No reason for his disability has been found. Sebby has spasticity, which is a tightness in his body. For years we have searched for diagnosis, until we had exhausted all options. A diagnosis now wouldn't make a difference to his treatment.
Spasticity and treatment
As his spasticity is most commonly associated with cerebral palsy, we started following cerebral palsy physiotherapy and surgical options.
One of the most emotional aspects we've come across is difference of opinions on treatment. Many people think physio will suffice and are reluctant to operate, but we realised that while he had spasticity in his body, walking was never going to be an option.
We researched an operation called selective dorsal rhizotomy (SDR) and despite objections from UK doctors, we took Sebby to the USA when he was four for a spinal operation to remove his spasticity, and a further operation to lengthen his hamstrings and calves. We did this partly to help increase his mobility but also to reduce pain.
The effect of the operation was amazing. For the first time he could move without the invisible force restricting him. His muscles were weak so he’s had intensive physio. Spasticity caused damage to parts of his body. He has had a double hip operation where his hip was reshaped and femurs were cut and re-angled. He’s also had surgery on his toenails, and bones in his feet were fused to stop his feet rolling inwards.
Sebby’s therapy routines
Sebby’s condition affects every part of his life, both physically mentally.
It has forced him and his sister, Lottie to grow up quickly. In addition to school, he has physio, swimming sessions, strength training, hippotherapy, race running (which is running using a frame), wheelchair tennis and football using a frame – all to build his strength up.
He spends most school holidays doing therapy sessions. We're so grateful there are people doing sports for disabled kids, as he's having fun.
He longs for things other kids take for granted, like walking with his sister and friends, carrying his dinner tray at school, and getting into a chair on his own.
Despite his frustrations of feeling different, he is a friendly, happy boy, who never stops chatting or telling jokes! He loves school, as he spends all day with his friends and finds learning interesting.
We're proud of him and Lottie for dealing with this different life and all the obstacles it throws.
We acknowledge that it’s hard and he's allowed to feel frustrated. But also encourage him to focus on all the positives, like he (and Lottie) get to go to our local university gym with a strength trainer, and no other six-year-olds get special permission to go in the gym. Or the attention he gets for his cool wheelchair, which one of his friends referred to as a rocket ship. It's a balance between recognising his mental health and acknowledging how he feels, but directing him to focus on the positives, and working hard on the things he can control.
After his most recent operation on his feet, all focus is on building Sebby’s strength back up. He is determined to walk more than anything. With this determination and focus, we are hopeful he will, whether it be with sticks or independently.
Sebby wants to be spy or a ninja when he's grown up, and treats his physio as the start of his training!
If he can have an independent life when he's older, without relying on people 24 hours a day to help, that would be a dream come true.

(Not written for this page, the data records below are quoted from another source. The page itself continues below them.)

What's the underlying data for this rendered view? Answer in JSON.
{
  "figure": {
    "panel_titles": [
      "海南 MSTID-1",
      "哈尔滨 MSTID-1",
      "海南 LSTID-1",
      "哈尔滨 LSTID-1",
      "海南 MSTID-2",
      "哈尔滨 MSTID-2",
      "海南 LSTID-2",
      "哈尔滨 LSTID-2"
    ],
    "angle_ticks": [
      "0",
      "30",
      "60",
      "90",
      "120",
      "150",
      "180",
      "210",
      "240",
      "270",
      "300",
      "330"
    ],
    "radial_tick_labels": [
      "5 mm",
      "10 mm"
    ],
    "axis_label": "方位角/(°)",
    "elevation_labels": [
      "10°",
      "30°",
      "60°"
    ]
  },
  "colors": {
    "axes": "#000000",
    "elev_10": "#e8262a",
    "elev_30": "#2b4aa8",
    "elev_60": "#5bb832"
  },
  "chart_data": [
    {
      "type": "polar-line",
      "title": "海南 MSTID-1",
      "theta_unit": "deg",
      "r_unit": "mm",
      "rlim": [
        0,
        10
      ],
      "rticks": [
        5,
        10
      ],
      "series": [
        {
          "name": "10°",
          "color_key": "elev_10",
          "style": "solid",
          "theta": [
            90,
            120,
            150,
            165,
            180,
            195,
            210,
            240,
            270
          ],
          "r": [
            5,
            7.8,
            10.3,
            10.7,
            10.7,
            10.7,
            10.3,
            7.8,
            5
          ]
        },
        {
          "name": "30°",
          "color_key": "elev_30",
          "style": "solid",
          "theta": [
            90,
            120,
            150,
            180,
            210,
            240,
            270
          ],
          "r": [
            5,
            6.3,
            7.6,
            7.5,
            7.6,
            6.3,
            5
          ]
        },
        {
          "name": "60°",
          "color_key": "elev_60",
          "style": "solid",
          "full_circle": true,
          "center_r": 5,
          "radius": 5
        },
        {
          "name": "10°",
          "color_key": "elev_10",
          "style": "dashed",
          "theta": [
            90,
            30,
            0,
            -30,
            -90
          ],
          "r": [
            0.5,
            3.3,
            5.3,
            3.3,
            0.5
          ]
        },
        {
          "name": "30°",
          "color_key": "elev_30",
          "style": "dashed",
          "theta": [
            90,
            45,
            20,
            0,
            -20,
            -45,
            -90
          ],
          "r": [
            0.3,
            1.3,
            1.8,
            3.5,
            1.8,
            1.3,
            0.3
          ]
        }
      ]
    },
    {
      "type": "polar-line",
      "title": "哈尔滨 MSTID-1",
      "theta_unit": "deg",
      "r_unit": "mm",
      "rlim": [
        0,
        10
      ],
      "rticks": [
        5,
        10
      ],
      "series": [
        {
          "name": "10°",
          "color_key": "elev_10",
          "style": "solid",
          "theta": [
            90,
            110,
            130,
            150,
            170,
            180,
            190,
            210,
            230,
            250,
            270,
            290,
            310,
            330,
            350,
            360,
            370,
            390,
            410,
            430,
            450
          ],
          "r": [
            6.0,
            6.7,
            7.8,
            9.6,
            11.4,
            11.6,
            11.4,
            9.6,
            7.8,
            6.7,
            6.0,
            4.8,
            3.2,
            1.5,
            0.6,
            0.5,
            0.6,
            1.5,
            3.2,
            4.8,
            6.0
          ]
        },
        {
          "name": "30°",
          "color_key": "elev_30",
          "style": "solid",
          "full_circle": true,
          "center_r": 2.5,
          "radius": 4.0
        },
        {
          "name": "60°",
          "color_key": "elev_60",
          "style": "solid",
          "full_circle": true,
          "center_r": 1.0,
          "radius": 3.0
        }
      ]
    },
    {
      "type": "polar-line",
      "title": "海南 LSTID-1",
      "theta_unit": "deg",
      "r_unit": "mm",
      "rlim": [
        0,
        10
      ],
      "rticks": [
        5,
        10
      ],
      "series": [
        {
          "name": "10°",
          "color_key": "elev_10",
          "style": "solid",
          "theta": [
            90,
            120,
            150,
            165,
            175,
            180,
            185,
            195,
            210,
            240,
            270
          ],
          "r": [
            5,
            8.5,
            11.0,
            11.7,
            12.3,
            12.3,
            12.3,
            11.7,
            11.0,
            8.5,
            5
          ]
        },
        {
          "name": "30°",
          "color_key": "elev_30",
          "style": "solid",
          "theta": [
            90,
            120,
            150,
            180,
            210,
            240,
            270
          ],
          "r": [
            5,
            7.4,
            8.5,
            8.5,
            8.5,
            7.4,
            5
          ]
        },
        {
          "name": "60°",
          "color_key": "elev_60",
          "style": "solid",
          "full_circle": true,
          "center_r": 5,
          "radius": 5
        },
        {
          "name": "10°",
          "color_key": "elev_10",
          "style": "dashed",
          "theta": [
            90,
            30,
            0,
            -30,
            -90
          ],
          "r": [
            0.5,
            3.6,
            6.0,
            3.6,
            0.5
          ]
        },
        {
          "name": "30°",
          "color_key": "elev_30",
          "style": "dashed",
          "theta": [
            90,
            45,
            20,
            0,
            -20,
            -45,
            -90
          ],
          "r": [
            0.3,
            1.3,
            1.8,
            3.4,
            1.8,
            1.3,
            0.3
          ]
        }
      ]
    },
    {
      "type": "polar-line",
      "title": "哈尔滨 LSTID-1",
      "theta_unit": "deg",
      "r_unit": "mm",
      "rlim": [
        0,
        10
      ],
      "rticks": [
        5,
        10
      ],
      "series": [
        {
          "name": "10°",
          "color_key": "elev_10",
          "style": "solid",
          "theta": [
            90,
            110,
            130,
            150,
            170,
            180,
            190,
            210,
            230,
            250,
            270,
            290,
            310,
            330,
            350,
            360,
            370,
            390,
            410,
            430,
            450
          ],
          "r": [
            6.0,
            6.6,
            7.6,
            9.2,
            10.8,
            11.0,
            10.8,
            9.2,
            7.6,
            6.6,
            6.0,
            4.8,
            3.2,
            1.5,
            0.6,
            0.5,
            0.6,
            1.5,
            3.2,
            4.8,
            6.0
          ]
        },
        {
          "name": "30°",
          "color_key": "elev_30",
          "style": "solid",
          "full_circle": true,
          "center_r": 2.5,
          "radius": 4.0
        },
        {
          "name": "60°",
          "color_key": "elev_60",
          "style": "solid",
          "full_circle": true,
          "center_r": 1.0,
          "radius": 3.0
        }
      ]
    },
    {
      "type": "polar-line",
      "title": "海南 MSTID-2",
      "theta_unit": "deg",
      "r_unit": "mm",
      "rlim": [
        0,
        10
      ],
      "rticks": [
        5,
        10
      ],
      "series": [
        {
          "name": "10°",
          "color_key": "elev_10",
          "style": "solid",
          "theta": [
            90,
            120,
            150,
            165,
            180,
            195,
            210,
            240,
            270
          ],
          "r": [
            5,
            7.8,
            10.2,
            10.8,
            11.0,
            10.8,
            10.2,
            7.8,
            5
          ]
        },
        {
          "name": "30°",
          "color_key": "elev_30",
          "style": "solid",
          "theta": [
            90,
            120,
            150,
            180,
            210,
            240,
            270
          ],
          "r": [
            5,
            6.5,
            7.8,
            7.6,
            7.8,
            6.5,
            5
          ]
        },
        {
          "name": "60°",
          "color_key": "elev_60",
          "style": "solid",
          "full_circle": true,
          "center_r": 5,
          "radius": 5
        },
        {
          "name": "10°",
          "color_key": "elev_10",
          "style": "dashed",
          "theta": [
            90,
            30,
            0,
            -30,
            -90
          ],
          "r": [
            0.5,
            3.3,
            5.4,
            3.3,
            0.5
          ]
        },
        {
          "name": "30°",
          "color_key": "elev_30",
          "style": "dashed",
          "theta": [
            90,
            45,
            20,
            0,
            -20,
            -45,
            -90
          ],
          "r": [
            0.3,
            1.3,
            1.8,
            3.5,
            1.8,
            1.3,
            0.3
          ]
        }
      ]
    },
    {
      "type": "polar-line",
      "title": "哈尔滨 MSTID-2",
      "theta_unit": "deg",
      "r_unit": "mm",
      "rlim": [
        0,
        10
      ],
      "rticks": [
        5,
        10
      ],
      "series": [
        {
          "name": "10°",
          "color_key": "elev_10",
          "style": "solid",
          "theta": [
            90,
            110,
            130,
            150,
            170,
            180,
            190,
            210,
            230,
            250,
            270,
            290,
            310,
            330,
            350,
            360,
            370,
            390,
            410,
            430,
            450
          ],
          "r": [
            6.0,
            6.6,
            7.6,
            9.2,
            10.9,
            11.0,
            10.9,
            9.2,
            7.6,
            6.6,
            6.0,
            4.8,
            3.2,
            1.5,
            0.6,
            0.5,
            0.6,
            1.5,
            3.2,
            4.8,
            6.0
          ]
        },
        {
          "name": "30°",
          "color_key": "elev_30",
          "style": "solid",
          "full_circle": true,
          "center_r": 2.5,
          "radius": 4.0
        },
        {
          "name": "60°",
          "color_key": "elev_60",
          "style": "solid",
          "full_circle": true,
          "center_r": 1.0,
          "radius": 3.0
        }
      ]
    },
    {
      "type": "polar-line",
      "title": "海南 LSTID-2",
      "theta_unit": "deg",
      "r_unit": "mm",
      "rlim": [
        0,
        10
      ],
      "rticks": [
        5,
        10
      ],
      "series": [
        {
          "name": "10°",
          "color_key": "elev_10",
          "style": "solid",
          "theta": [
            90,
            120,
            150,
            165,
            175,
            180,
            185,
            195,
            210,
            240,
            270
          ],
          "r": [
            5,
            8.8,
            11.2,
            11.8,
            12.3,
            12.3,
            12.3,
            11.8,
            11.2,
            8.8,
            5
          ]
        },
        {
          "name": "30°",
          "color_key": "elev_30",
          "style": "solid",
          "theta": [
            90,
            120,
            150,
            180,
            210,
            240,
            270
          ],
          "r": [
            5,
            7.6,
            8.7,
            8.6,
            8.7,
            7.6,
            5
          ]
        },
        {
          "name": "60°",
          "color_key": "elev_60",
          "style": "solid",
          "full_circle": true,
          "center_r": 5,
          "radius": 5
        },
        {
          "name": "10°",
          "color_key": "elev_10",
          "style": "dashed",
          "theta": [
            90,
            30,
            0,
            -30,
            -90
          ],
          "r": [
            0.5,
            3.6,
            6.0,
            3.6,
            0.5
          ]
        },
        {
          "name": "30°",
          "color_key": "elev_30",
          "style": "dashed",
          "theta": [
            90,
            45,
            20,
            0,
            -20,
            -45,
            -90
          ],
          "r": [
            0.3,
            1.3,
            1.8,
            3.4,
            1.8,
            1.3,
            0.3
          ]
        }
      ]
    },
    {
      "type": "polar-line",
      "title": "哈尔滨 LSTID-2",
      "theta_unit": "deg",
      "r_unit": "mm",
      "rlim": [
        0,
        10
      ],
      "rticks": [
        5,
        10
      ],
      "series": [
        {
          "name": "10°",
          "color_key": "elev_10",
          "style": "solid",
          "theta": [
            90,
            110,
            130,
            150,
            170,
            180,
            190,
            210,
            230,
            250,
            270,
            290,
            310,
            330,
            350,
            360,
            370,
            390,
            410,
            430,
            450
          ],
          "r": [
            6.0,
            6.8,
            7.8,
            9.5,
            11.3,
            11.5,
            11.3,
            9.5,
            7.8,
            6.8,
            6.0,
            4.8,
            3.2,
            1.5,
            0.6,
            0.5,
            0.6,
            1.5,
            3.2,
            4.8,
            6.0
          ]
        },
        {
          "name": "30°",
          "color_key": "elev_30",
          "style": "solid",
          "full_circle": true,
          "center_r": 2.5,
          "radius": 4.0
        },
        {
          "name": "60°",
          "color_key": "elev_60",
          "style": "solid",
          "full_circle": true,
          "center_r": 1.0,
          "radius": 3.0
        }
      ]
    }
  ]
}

Fighting for fair inclusion of disabled children
We are currently running a petition for changes to be made in leisure attractions. This is as a result of what happened to Sebby during a trip to a theme park.
Having notified the park in advance that he was disabled, and collected the disability pass on arrival, we were asked which ride he wanted to fast-track.
We used the lift to the disabled entrance of that ride, where staff informed us Sebby needed to leave his wheelchair and take three steps, holding onto one of our hands. We were told he could not go on the ride unless he could. Somehow, he managed the steps.
Once we lifted him into the ride someone came and said the people behind the glass window watching weren't satisfied and he needed to do it again since there were stairs on the evacuation route. He again took the extremely difficult steps, in front of the waiting queue. It was painfully obvious that the delay to their ride was due to this disability test.
At no point did anyone speak to Sebby, no acknowledgment or kind words. I feel it was especially wrong to do it in front of people rather than in private, and then give us a pass to say he'd met their unnecessary requirements.
We found out that around 80% of the rides are not accessible if you cannot take the three steps. We'd been to other venues and never been discriminated against in such a manner.
We want to stop what happened to Sebby happening to others.
Reasonable adjustments can be made to ensure inclusivity. In our case, the three steps of the ride could have been replaced with a small ramp.
The petition is being supported by our local MP, Siobhan Baillie and the more people that sign the petition, the stronger our voices are to encourage MPs in bringing legislation to increase inclusivity.